Morris was one of those people, who then told Watts: “‘Here’s what empathy means to me,’” before giving him her personal explanation.

Turns out, the global supply chain — of all things — needed that quality, that depth of responsiveness, because many of SMI’s clients abruptly found themselves forced to use a sales channel they hadn’t needed: e-commerce.

“Then, you know what?” says Watts. “We’re in the middle of a pandemic, and all of our clients are actually doing what they’ve never done before. An example: There’s a chemical manufacturer, and now all of a sudden everybody needs cleaning chemicals.”

Enter Morris, who spent three months last summer working remotely from her home in Orlando, Florida, for Watts’ Charleston, South Carolina, firm.

Initially, she helped 20-some SMI clients build their social media presence. Then she launched into creating online sales outlets. Through most of June and July, she methodically created Excel spreadsheets of manufacturers’ products. Next, she uploaded those to sell through Amazon and Shopify.

“Everything that she touched, she finished the job and did it great,” Watts says. “The two things that really stand out with her are just her positive attitude that makes everyone around her better and her work ethic.”

Interestingly, among the things Morris says she learned during her internship: She doesn’t want to pursue a business or sales career.

“It was a great experience with a great company, but now I know that’s not what I want to do, and I think a lot of times students don’t get opportunities to discover that,” says the James B. Duke Scholar.

Even before that, during a 2019 semester abroad in Spain, Morris also realized she didn’t want to become a neuroscientist, either. “And that prompted a kind of mid-college crisis,” she says.

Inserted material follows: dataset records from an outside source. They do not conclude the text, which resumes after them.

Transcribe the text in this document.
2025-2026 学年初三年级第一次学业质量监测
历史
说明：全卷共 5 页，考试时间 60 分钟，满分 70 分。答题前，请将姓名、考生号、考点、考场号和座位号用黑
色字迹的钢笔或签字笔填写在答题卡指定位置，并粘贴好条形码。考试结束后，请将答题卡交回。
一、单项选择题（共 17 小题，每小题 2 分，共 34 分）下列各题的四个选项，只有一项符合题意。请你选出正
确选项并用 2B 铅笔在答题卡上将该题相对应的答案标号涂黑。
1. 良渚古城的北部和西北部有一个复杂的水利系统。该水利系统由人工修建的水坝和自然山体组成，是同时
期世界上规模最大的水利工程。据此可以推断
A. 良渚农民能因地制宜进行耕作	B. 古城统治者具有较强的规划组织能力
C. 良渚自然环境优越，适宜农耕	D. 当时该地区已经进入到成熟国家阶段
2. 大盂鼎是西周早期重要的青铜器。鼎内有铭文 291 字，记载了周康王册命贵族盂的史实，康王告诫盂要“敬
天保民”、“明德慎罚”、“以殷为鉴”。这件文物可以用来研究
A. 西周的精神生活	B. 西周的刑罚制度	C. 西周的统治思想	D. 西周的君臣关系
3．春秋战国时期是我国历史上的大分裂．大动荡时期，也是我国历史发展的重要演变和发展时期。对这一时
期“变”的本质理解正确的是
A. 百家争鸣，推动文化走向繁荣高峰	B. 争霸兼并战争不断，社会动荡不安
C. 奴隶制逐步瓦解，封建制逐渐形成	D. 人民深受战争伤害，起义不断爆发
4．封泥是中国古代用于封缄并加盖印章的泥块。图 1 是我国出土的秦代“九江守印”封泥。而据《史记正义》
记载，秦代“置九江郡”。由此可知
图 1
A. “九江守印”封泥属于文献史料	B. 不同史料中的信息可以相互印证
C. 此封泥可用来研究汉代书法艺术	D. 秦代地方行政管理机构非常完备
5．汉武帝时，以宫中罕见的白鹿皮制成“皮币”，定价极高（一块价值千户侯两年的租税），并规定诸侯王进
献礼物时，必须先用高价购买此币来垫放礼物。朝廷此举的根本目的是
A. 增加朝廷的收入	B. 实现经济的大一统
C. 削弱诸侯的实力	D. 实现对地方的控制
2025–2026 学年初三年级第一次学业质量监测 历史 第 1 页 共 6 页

With her majors in Spanish and pre-health and minors in medicine, health and culture and Latin American studies, Morris still plans to work in health care, using her language skills to serve the Latinx population. She’s also applying for fellowships and, ultimately, on to graduate school and a doctorate to teach.

“I don’t know what that’s going to look like,” she says, “but I know that’s definitely where I want to go.”

Watts likewise doesn’t know what awaits his onetime protégé, but he will tell you this:

“I’m genuinely excited to find out. I cannot wait for five or 10 years down the line, reading her name in the news, reading her name in The New York Times and just not being surprised about something she has done for the good of the world.”